Rafael van der Vaart, autre joyau de l’école de l’Ajax qui termine sa carrière au FC Midtjylland, au Danemark, a suivi la campagne européenne de son ancien club avec ferveur.  » Je prendrais bien un abonnement rien que pour voir jouer Ziyech. Les jeunes qui ont percé me font penser à mon époque à l’Ajax. Le petit Kluivert, j’en suis fan depuis le premier jour. Il a directement tenté des trucs, on sent dans ses interviews qu’il n’a peur de rien. Wesley Sneijder, Nigel de Jong et moi étions pareils.  »

Pour Van der Vaart, la campagne européenne de l’Ajax a fait souffler un vent de fraîcheur sur le jeu.  » Le club a rendu service au football. À une époque où on ne fait plus que courir, se rentrer dedans et imposer sa puissance physique, l’Ajax a démontré qu’on pouvait aller très loin en produisant un beau football. Dans un rapport de la fédération hollandaise, on nous dit que nous devons suivre l’exemple de l’Allemagne. Quand je vois comment l’Ajax a balayé Schalke 04 à l’Arena, je n’aime autant pas. C’est ça, le football. L’Ajax jouait en déplacement comme s’il évoluait à domicile, même s’il avait remporté le match aller. C’est pourquoi j’ai apprécié la remontada de Barcelone face au PSG : les Français ont changé leur style de jeu parce qu’ils avaient gagné chez eux. Il ne faut jamais faire cela. L’Ajax a montré l’exemple à toute l’Europe, comme par le passé.  »

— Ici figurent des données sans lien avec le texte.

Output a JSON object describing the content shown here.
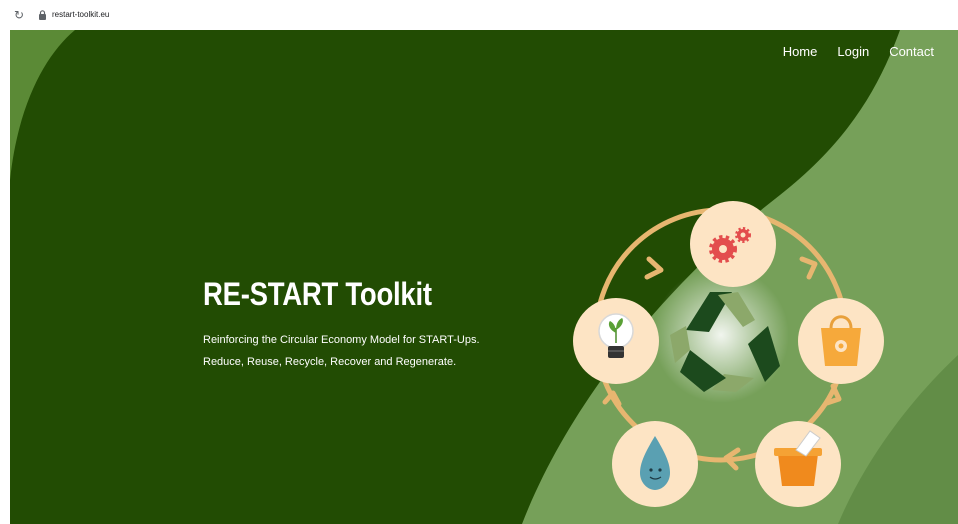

Un champ de recrutement plus large

Marc Overmars (44 ans), directeur du département joueurs de l’Ajax, forme un triumvirat avec Edwin van der Saret Dennis Bergkamp à la tête du club. Il est à la fois fier et surpris.  » Personne ne croyait que c’était possible. Au cours des semaines qui ont précédé la finale, nous avons constaté un mélange de respect et de surprise à notre égard. Les gens se demandaient comment une équipe dont le budget était de 21 millions d’euros pouvait rivaliser avec les grandes puissances européennes. Peu de gens pensaient que c’était encore possible. Les Pays-Bas ne représentent plus grand-chose au niveau européen. À un certain moment, tout semblait aller très mal à l’Ajax et soudain, paf. On se fait une autre idée de nous, on reparle à nouveau des Pays-Bas à l’étranger. Je le remarque à la façon dont les agents nous approchent. Ils savent que c’est chez nous qu’ils doivent placer leurs jeunes joueurs. Et les joueurs eux-mêmes sont demandeurs. Peu après la finale, j’ai lu que Frenkie de Jong disait : Je conseille à tous les jeunes talentueux de venir jouer à l’Ajax. Et ça, c’est beau.  »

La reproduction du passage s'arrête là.